11-09-2012 04:14 PM
If Y is regressed on X1 only, R-square is 0.72 and the X1's coefficient is significant.
If Y is regressed on X2 only, R-square is 0.002 and the X2's cofficient is NOT significant.
If Y is regressed on X1 and X2, R-square is 0.76 and the coefficients of both X1 and X2 are significant.
1. Why X2 becomes significant when it is combined with X1? Is there a more intuitive explanation for this?
2. Should I use X2 in the final model?
11-09-2012 04:28 PM
1) One scenario is that Y is highly correlated with X1, and that X2 and Y are nearly orthogonal. That would mean that X1 explains Y very well, but X2 does not. However, after you fit Y to X1, it might be that the RESIDUALS are predicted by X2!

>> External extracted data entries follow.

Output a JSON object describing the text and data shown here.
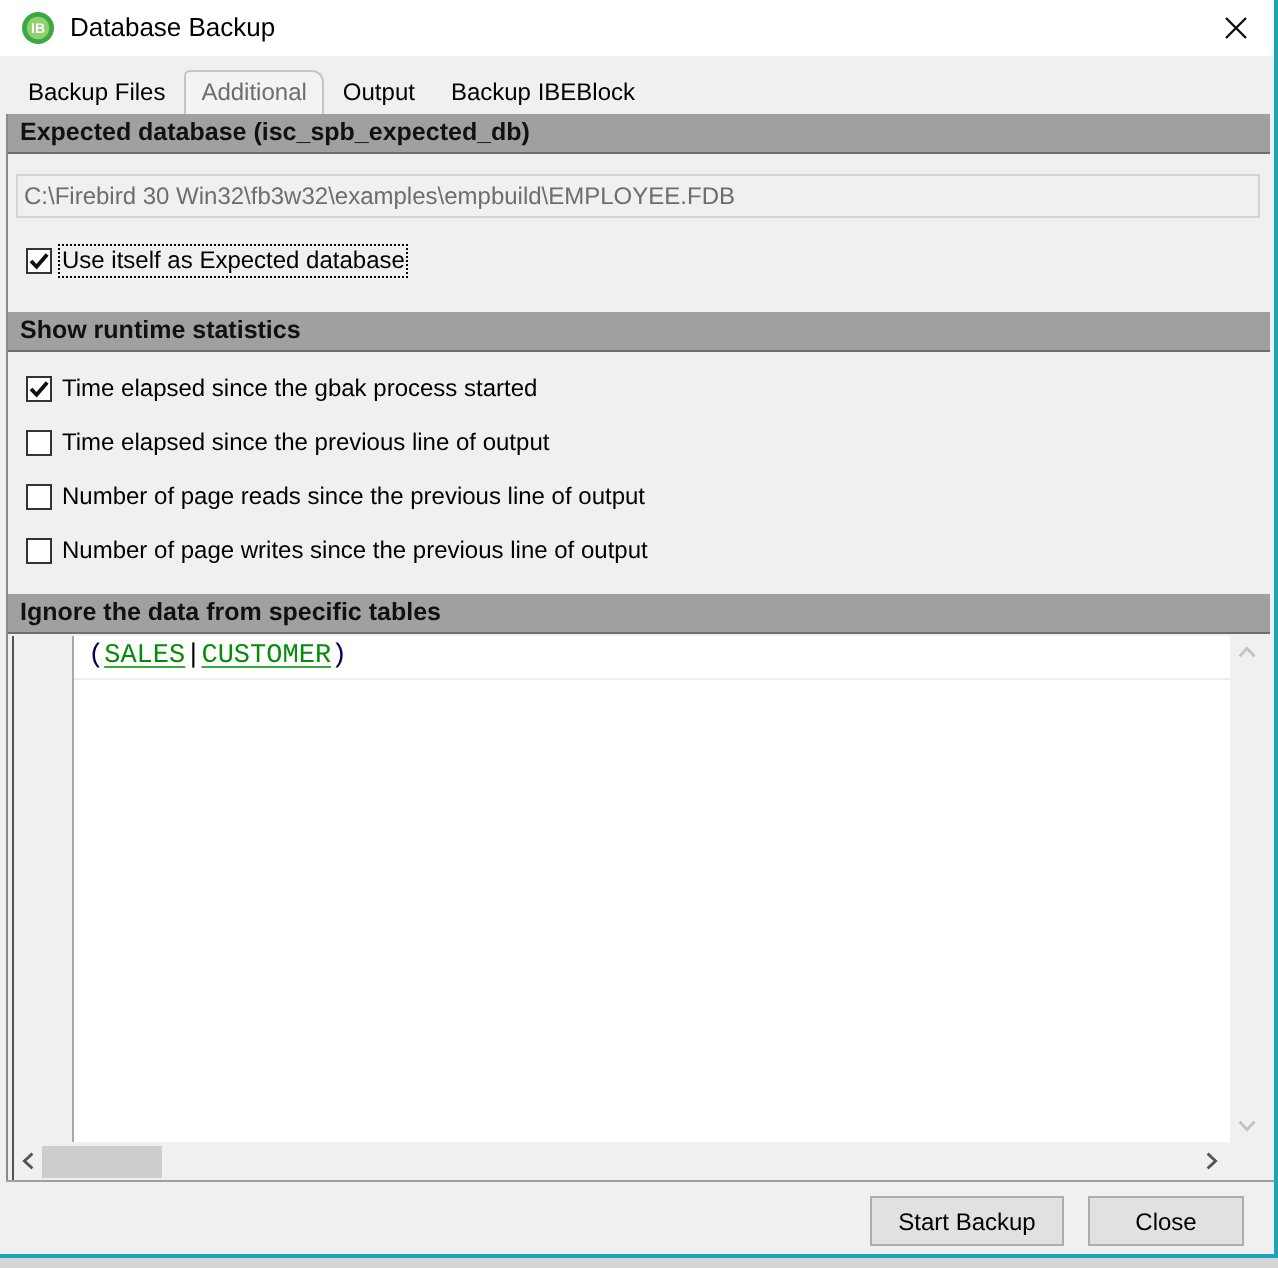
{
  "window": {
    "title": "Database Backup",
    "logo_text": "IB"
  },
  "tabs": [
    {
      "label": "Backup Files",
      "selected": false
    },
    {
      "label": "Additional",
      "selected": true
    },
    {
      "label": "Output",
      "selected": false
    },
    {
      "label": "Backup IBEBlock",
      "selected": false
    }
  ],
  "expected_database": {
    "heading": "Expected database (isc_spb_expected_db)",
    "path_field": {
      "value": "C:\\Firebird 30 Win32\\fb3w32\\examples\\empbuild\\EMPLOYEE.FDB",
      "disabled": true
    },
    "use_itself": {
      "label": "Use itself as Expected database",
      "checked": true,
      "focused": true
    }
  },
  "runtime_statistics": {
    "heading": "Show runtime statistics",
    "options": [
      {
        "label": "Time elapsed since the gbak process started",
        "checked": true
      },
      {
        "label": "Time elapsed since the previous line of output",
        "checked": false
      },
      {
        "label": "Number of page reads since the previous line of output",
        "checked": false
      },
      {
        "label": "Number of page writes since the previous line of output",
        "checked": false
      }
    ]
  },
  "ignore_tables": {
    "heading": "Ignore the data from specific tables",
    "editor": {
      "lines": [
        {
          "current": true,
          "tokens": [
            {
              "kind": "bracket",
              "text": "("
            },
            {
              "kind": "table_name",
              "text": "SALES"
            },
            {
              "kind": "operator",
              "text": "|"
            },
            {
              "kind": "table_name",
              "text": "CUSTOMER"
            },
            {
              "kind": "bracket",
              "text": ")"
            }
          ]
        }
      ]
    }
  },
  "buttons": [
    "Start Backup",
    "Close"
  ]
}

2) I'll let others discuss whether you should include X2. You should probably look at the adjusted R-square to see if there is incremental value in choosing the more complicated model.
11-09-2012 04:54 PM
The fitted model using X1 and X2 is
Y = 0.5 + 1.2*X1 + 1.1*X2 + e
This equation tells me that if I increase one unit in X2 while X1 remains constant, Y will increase 1.1. Is this a wrong conclusion given that when Y is regressed on X1 only, X1 is not significant?
11-24-2012 11:13 AM
Read about the phenomenon called "suppression". One article that describes it is the following:
Lynn HS. Suppression and confounding in action. The American Statistician 2003 Feb;57(1):58-61.